Ayia Napa Monastery is the historical heart of what is now a holiday resort. Founded in the early 16th century during Venetian rule, the monastery is a walled complex around a small marble Byzantine chapel cut partly into the rock and a courtyard with a famous Sycamore tree said to be 600 years old. The chapel is the original — a single-naved, vaulted, partly subterranean structure built over a spring that pre-Christian tradition associated with the goddess Aphrodite and Christian tradition with a hidden icon found by a hunter.
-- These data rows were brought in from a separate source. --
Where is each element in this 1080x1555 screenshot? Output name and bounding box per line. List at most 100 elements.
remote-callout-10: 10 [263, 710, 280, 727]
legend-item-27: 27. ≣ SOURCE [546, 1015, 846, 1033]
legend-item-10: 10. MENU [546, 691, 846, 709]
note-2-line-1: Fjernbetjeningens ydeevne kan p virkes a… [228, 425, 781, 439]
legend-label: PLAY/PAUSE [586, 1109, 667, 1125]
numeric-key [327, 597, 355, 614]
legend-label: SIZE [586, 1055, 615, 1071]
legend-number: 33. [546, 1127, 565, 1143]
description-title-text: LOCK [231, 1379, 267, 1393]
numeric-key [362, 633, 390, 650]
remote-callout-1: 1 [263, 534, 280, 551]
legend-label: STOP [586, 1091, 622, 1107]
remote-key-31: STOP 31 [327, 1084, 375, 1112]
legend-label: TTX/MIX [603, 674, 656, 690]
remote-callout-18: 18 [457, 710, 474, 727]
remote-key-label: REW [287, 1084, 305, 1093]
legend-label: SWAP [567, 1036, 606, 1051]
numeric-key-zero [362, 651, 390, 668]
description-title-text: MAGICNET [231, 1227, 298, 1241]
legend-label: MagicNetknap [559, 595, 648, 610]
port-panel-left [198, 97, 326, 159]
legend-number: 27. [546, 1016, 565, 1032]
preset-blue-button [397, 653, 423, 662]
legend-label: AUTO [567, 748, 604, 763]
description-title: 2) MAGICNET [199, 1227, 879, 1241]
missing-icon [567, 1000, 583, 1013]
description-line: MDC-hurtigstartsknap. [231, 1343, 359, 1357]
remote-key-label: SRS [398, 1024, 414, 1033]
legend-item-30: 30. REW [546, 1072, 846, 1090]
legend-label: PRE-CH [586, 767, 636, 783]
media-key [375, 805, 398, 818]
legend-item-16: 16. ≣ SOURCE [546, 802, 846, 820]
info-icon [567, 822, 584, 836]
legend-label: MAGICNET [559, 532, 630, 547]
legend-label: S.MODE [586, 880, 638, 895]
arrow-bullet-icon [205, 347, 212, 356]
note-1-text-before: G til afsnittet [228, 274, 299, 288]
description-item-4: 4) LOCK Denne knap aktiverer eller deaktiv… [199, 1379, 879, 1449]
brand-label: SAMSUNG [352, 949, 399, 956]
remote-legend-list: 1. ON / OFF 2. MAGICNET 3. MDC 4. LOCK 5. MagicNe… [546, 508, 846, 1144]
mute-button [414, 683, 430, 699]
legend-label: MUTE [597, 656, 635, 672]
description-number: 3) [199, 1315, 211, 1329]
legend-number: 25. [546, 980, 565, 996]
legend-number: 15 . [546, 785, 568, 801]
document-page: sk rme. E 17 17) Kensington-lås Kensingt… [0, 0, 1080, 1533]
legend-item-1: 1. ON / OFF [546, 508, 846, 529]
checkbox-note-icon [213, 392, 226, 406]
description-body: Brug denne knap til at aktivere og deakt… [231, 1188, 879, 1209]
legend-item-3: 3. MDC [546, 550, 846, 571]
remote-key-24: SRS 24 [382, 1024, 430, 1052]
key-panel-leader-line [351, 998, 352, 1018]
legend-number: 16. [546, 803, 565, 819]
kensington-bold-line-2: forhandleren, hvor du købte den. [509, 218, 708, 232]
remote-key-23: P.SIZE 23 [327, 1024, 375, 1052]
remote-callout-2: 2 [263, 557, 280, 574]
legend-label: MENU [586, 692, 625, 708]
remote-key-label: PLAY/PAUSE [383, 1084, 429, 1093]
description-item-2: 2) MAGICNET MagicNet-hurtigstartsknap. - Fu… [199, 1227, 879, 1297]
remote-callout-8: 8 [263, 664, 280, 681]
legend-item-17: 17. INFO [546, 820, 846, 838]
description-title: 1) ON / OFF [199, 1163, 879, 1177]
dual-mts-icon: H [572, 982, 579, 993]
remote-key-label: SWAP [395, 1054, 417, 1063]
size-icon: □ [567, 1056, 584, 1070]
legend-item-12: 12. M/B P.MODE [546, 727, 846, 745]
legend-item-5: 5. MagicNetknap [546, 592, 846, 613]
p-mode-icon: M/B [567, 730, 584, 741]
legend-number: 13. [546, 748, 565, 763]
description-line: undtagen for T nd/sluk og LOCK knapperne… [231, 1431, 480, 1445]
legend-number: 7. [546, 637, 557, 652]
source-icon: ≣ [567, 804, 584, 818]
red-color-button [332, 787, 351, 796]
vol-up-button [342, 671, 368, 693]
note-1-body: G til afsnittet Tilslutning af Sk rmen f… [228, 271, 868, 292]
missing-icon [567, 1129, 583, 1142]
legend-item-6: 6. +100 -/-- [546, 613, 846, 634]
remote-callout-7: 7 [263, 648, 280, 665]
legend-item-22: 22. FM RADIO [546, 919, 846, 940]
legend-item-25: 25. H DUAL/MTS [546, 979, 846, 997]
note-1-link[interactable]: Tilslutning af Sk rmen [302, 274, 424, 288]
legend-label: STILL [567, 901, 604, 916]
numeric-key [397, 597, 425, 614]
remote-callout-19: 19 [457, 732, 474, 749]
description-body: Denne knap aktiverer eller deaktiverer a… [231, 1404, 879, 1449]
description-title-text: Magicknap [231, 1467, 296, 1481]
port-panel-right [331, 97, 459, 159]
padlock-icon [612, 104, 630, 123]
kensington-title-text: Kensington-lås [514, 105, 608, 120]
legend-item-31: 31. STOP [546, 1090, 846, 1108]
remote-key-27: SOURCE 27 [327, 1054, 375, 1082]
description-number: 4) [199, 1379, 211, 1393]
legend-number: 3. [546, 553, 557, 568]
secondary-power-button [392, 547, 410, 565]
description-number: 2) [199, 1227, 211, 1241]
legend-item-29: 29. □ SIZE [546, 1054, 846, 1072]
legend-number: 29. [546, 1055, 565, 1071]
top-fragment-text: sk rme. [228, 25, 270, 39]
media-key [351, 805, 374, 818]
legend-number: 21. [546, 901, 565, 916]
The site survived the Ottoman conquest of 1571 and continued as a small monastic community through the Ottoman period; it ceased to function as a monastery in the 19th century and is now an ecumenical pilgrimage site administered jointly by the Greek Orthodox and other Christian communities — a remarkable arrangement given Cyprus' history. The walled courtyard with its octagonal Venetian-period fountain (a marble structure carved with 14 panels of mythological scenes) and the great sycamore is a quiet refuge from the surrounding resort streets.
The marble chapel is small and atmospheric — go down stone steps into a low-ceilinged interior with painted walls (mostly 19th-century, replacing earlier work) and a small icon of the Virgin Mary that gives the monastery its name (Panagia Napa — the Lady of the Wood). Outside, the sycamore is the village's living monument.
Insider tips. Open daily 09:00-18:00 in season; admission free, donations welcome. Modest dress (covered shoulders/knees) — wraps are loaned at the gate. Photography permitted in the courtyard, not in the chapel. Tuesday-evening summer concerts in the courtyard are a beloved local tradition.
Combinations. Pair with Ayia Napa Square (3 minutes' walk — the resort's nightlife heart, an interesting contrast at 11 a.m.), Ayia Napa Harbour, and the Thalassa Museum of the Sea (5 minutes). For a complete cultural-and-resort day, end at Nissi Beach.
Bring. Modest dress, small change for a candle (50 cents), a quiet half-hour. When. Mornings before 11:00 are best — afternoon brings tour groups. Weekday off-season is a different, peaceful place. The monastery is the answer to anyone asking 'is there anything old in Ayia Napa' — there is, and it pre-dates the resort by 450 years.